11 Mart 2010 Perşembe

Sümela Manastırı

SÜMELA MANASTIRI - Kocaman bir tarih

Gücün, emeğin, inancın binlerce yıllık öyküsü duruyor karşınızda! İnsanoğlunun azmi, tarihin gerçeği, inancın gücü... Önce şaşırıyor, biraz eziliyor, en çok da suskun kalıyorsunuz!
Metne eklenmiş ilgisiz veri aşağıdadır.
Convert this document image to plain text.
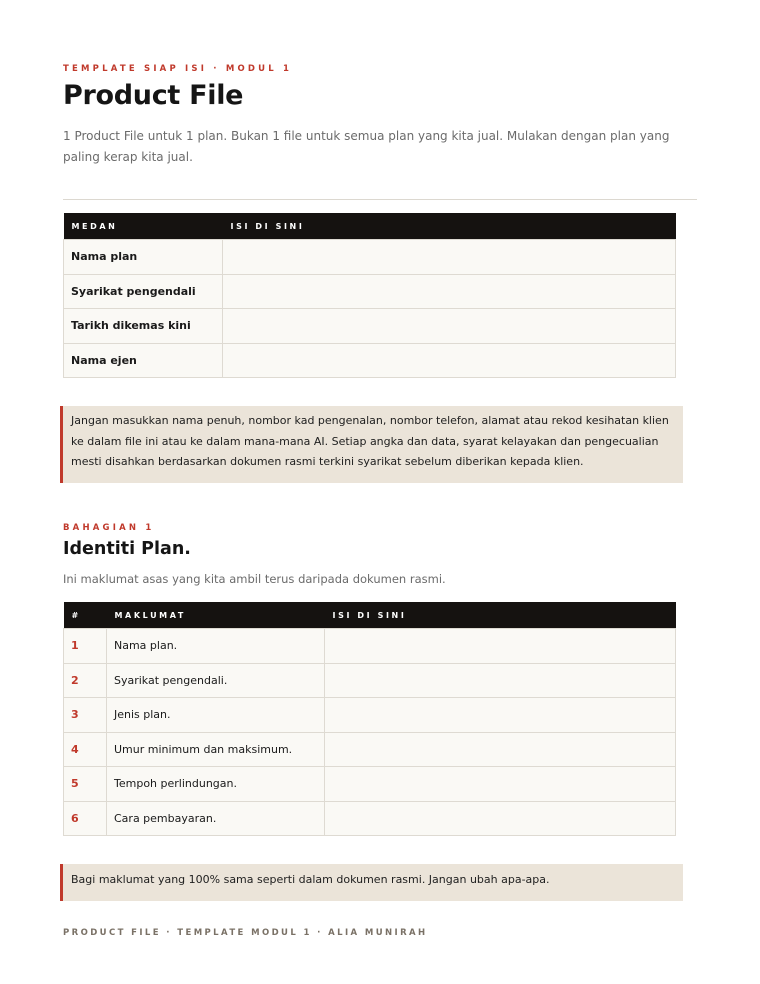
TEMPLATE SIAP ISI · MODUL 1
Product File
1 Product File untuk 1 plan. Bukan 1 file untuk semua plan yang kita jual. Mulakan dengan plan yang paling kerap kita jual.
MEDAN	ISI DI SINI
Nama plan	
Syarikat pengendali	
Tarikh dikemas kini	
Nama ejen	
Jangan masukkan nama penuh, nombor kad pengenalan, nombor telefon, alamat atau rekod kesihatan klien ke dalam file ini atau ke dalam mana-mana AI. Setiap angka dan data, syarat kelayakan dan pengecualian mesti disahkan berdasarkan dokumen rasmi terkini syarikat sebelum diberikan kepada klien.
BAHAGIAN 1
Identiti Plan.
Ini maklumat asas yang kita ambil terus daripada dokumen rasmi.
#	MAKLUMAT	ISI DI SINI
1	Nama plan.	
2	Syarikat pengendali.	
3	Jenis plan.	
4	Umur minimum dan maksimum.	
5	Tempoh perlindungan.	
6	Cara pembayaran.	
Bagi maklumat yang 100% sama seperti dalam dokumen rasmi. Jangan ubah apa-apa.
PRODUCT FILE · TEMPLATE MODUL 1 · ALIA MUNIRAH
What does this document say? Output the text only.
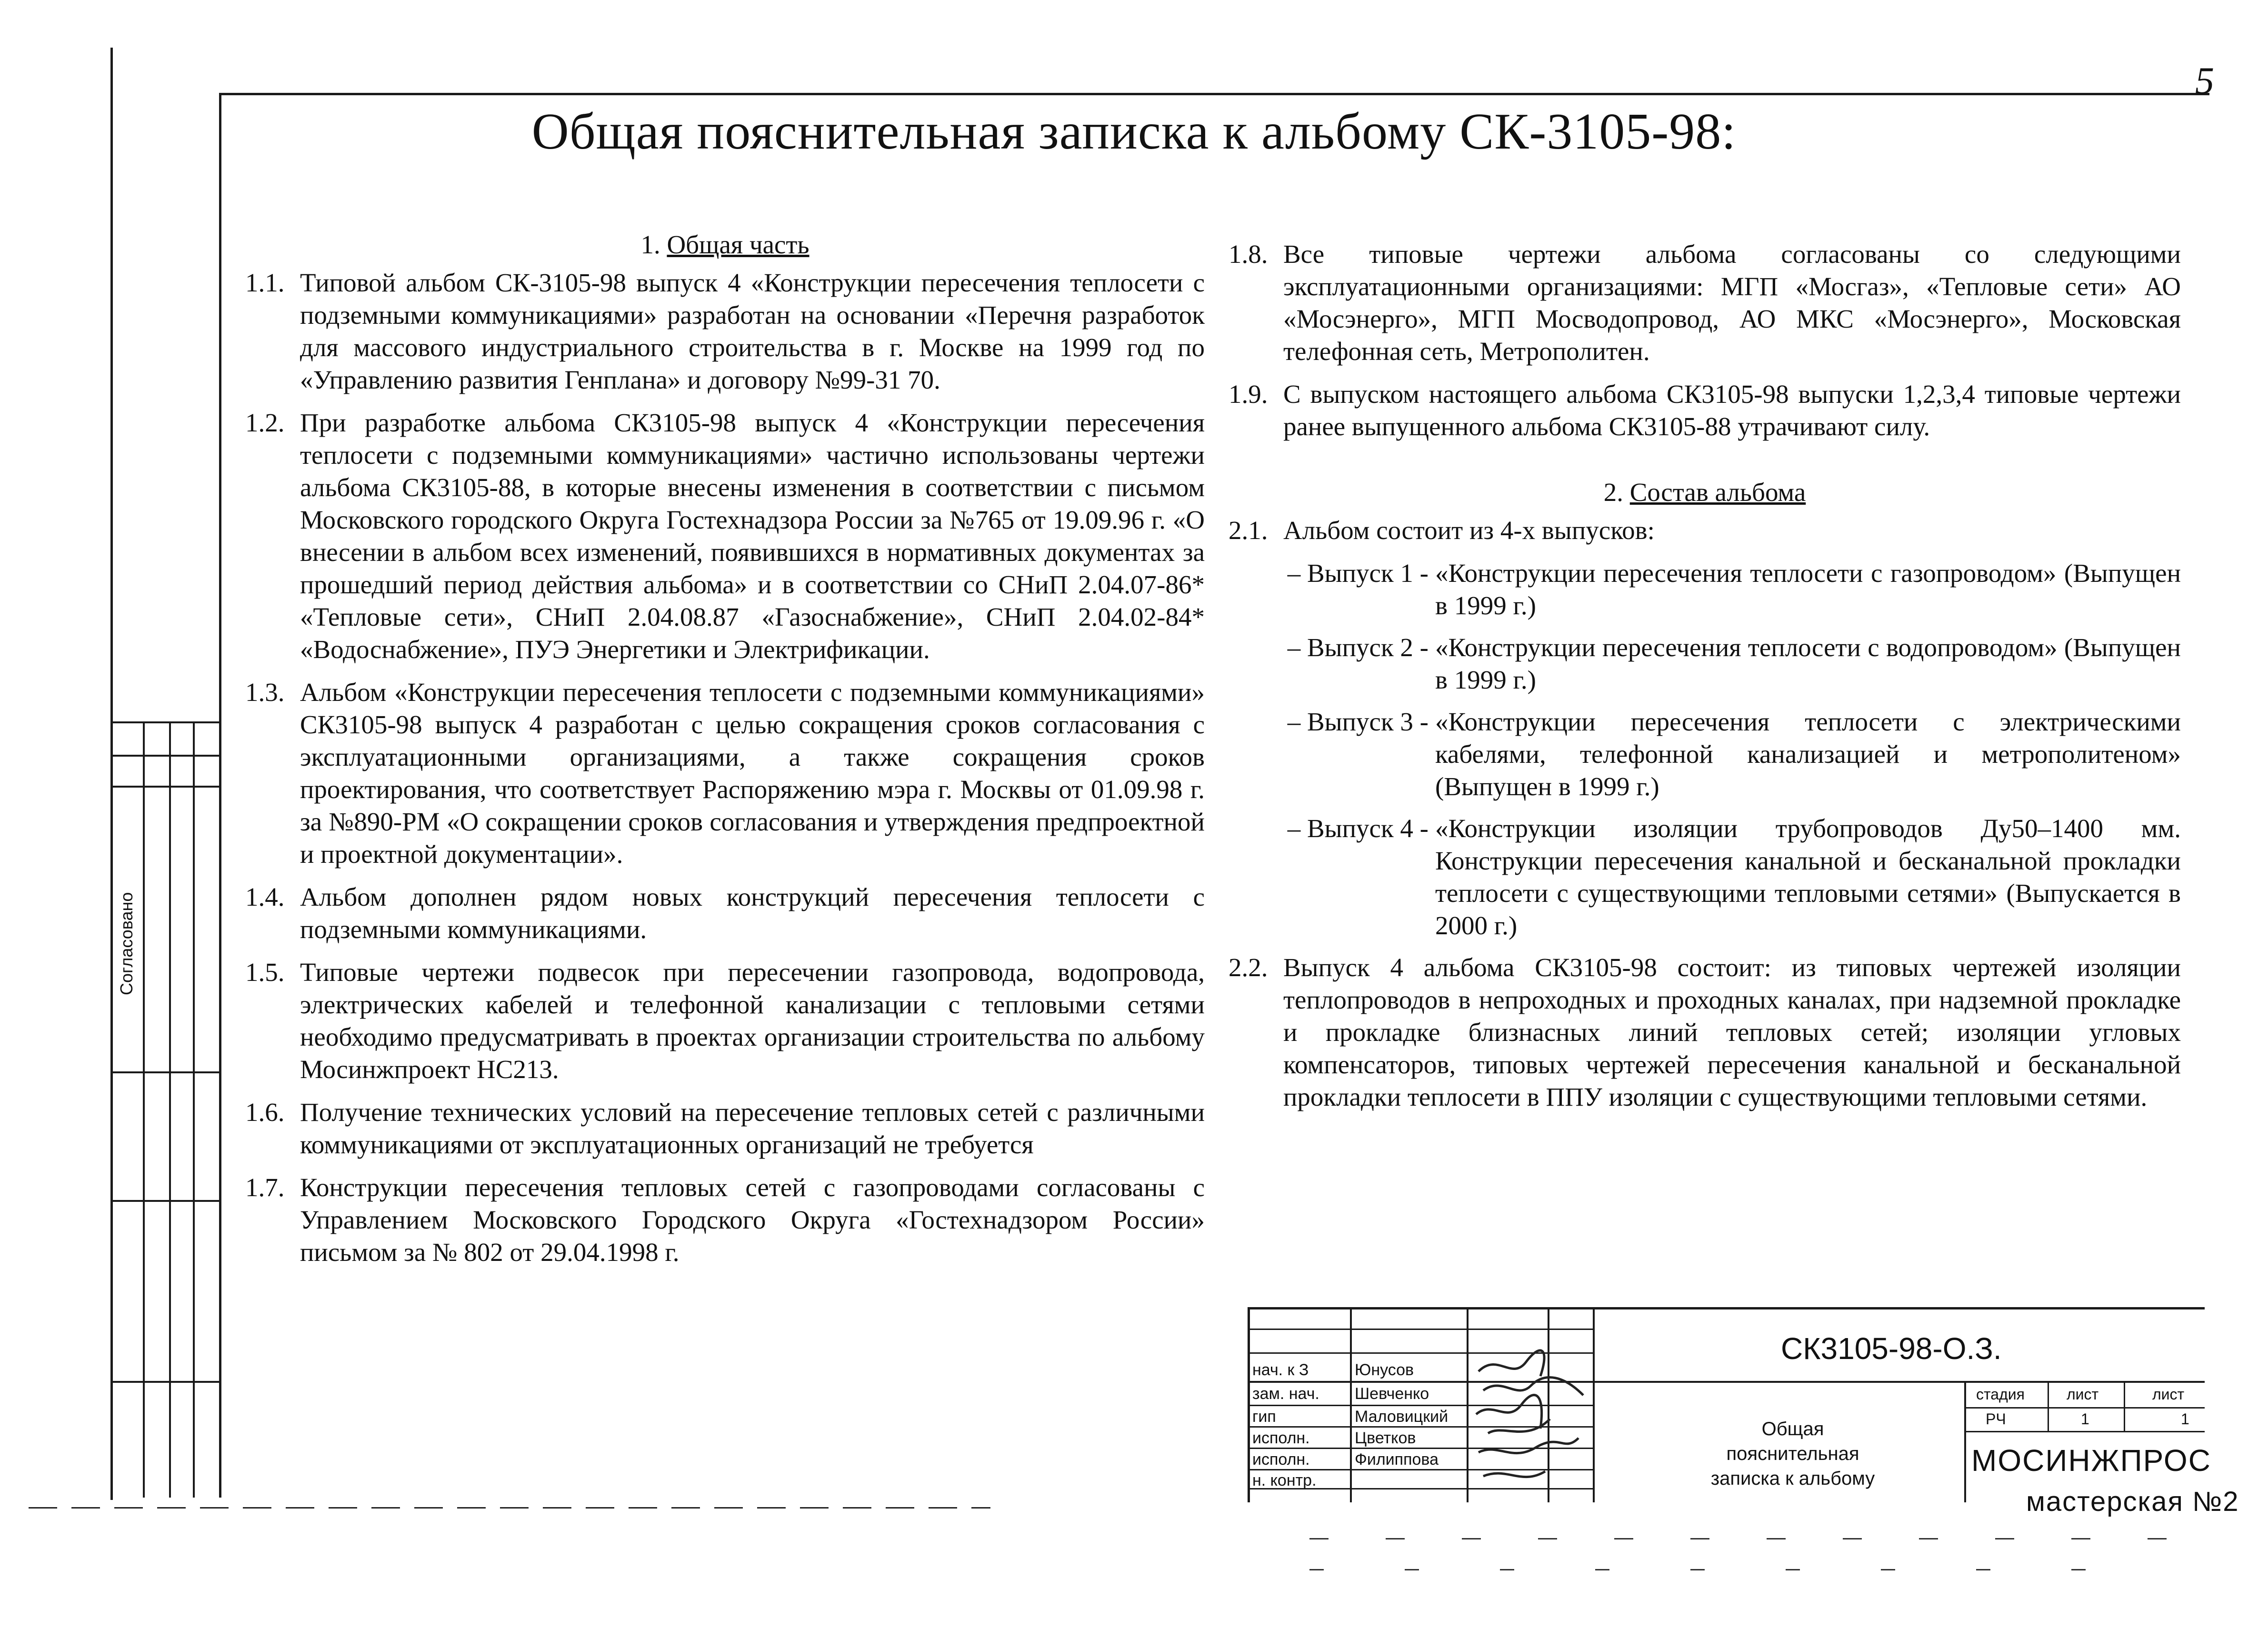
Согласовано
5
Общая пояснительная записка к альбому СК-3105-98:
1. Общая часть
1.1. Типовой альбом СК-3105-98 выпуск 4 «Конструкции пересечения теплосети с подземными коммуникациями» разработан на основании «Перечня разработок для массового индустриального строительства в г. Москве на 1999 год по «Управлению развития Генплана» и договору №99-31 70.
1.2. При разработке альбома СК3105-98 выпуск 4 «Конструкции пересечения теплосети с подземными коммуникациями» частично использованы чертежи альбома СК3105-88, в которые внесены изменения в соответствии с письмом Московского городского Округа Гостехнадзора России за №765 от 19.09.96 г. «О внесении в альбом всех изменений, появившихся в нормативных документах за прошедший период действия альбома» и в соответствии со СНиП 2.04.07-86* «Тепловые сети», СНиП 2.04.08.87 «Газоснабжение», СНиП 2.04.02-84* «Водоснабжение», ПУЭ Энергетики и Электрификации.
1.3. Альбом «Конструкции пересечения теплосети с подземными коммуникациями» СК3105-98 выпуск 4 разработан с целью сокращения сроков согласования с эксплуатационными организациями, а также сокращения сроков проектирования, что соответствует Распоряжению мэра г. Москвы от 01.09.98 г. за №890-РМ «О сокращении сроков согласования и утверждения предпроектной и проектной документации».
1.4. Альбом дополнен рядом новых конструкций пересечения теплосети с подземными коммуникациями.
1.5. Типовые чертежи подвесок при пересечении газопровода, водопровода, электрических кабелей и телефонной канализации с тепловыми сетями необходимо предусматривать в проектах организации строительства по альбому Мосинжпроект НС213.
1.6. Получение технических условий на пересечение тепловых сетей с различными коммуникациями от эксплуатационных организаций не требуется
1.7. Конструкции пересечения тепловых сетей с газопроводами согласованы с Управлением Московского Городского Округа «Гостехнадзором России» письмом за № 802 от 29.04.1998 г.
1.8. Все типовые чертежи альбома согласованы со следующими эксплуатационными организациями: МГП «Мосгаз», «Тепловые сети» АО «Мосэнерго», МГП Мосводопровод, АО МКС «Мосэнерго», Московская телефонная сеть, Метрополитен.
1.9. С выпуском настоящего альбома СК3105-98 выпуски 1,2,3,4 типовые чертежи ранее выпущенного альбома СК3105-88 утрачивают силу.
2. Состав альбома
2.1. Альбом состоит из 4-х выпусков:
– Выпуск 1 - «Конструкции пересечения теплосети с газопроводом» (Выпущен в 1999 г.)
– Выпуск 2 - «Конструкции пересечения теплосети с водопроводом» (Выпущен в 1999 г.)
– Выпуск 3 - «Конструкции пересечения теплосети с электрическими кабелями, телефонной канализацией и метрополитеном» (Выпущен в 1999 г.)
– Выпуск 4 - «Конструкции изоляции трубопроводов Ду50–1400 мм. Конструкции пересечения канальной и бесканальной прокладки теплосети с существующими тепловыми сетями» (Выпускается в 2000 г.)
2.2. Выпуск 4 альбома СК3105-98 состоит: из типовых чертежей изоляции теплопроводов в непроходных и проходных каналах, при надземной прокладке и прокладке близнасных линий тепловых сетей; изоляции угловых компенсаторов, типовых чертежей пересечения канальной и бесканальной прокладки теплосети в ППУ изоляции с существующими тепловыми сетями.
нач. к З	Юнусов
зам. нач.	Шевченко
гип	Маловицкий
исполн.	Цветков
исполн.	Филиппова
н. контр.
СК3105-98-О.З.
Общая пояснительная записка к альбому
стадия	лист	лист
РЧ	1	1
МОСИНЖПРОС
мастерская №2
Tarihler milattan sonra 4. yüzyılı gösterirken; Barbaras ve Sophronios adında iki Atinalı rahip rüyalarında Meryem Ana'yı görüyor ve Meryem Ana onlardan yeni bir manastır yaptırmalarını istiyor, yerini ve yolunu tarif ediyordu... Meryem Ana ile Hazreti İsa'nın doğumunu tasvir eden ve St. Luka'ya ait tabloyu da alarak yola çıkan iki rahip, deniz yoluyla Trabzon'a geliyor ve Karadağ'ın dimdik yükselen yamacında, tepesinden su damlayan bir mağara buluyorlar. Gönüllü Hıristiyanlarla birlikte buraya, iki odadan oluşan ilk manastırı kuruyorlar... İki keşişin ölümünden sonra burası “kutsal yer” ilan ediliyor...

Bundan sonra; tarihin akışı içinde taş taş üstüne konacak ve bugün Sümela Manastırı olarak andığımız Türkiye'nin belki de en görkemli yapılarından biri ortaya çıkacaktır. Geçmişi biraz sonraya bırakalım, günümüz Sümelası'na bir yolculuk yapalım önce...

Kendine güvenenler yarım saat tırmanabilir...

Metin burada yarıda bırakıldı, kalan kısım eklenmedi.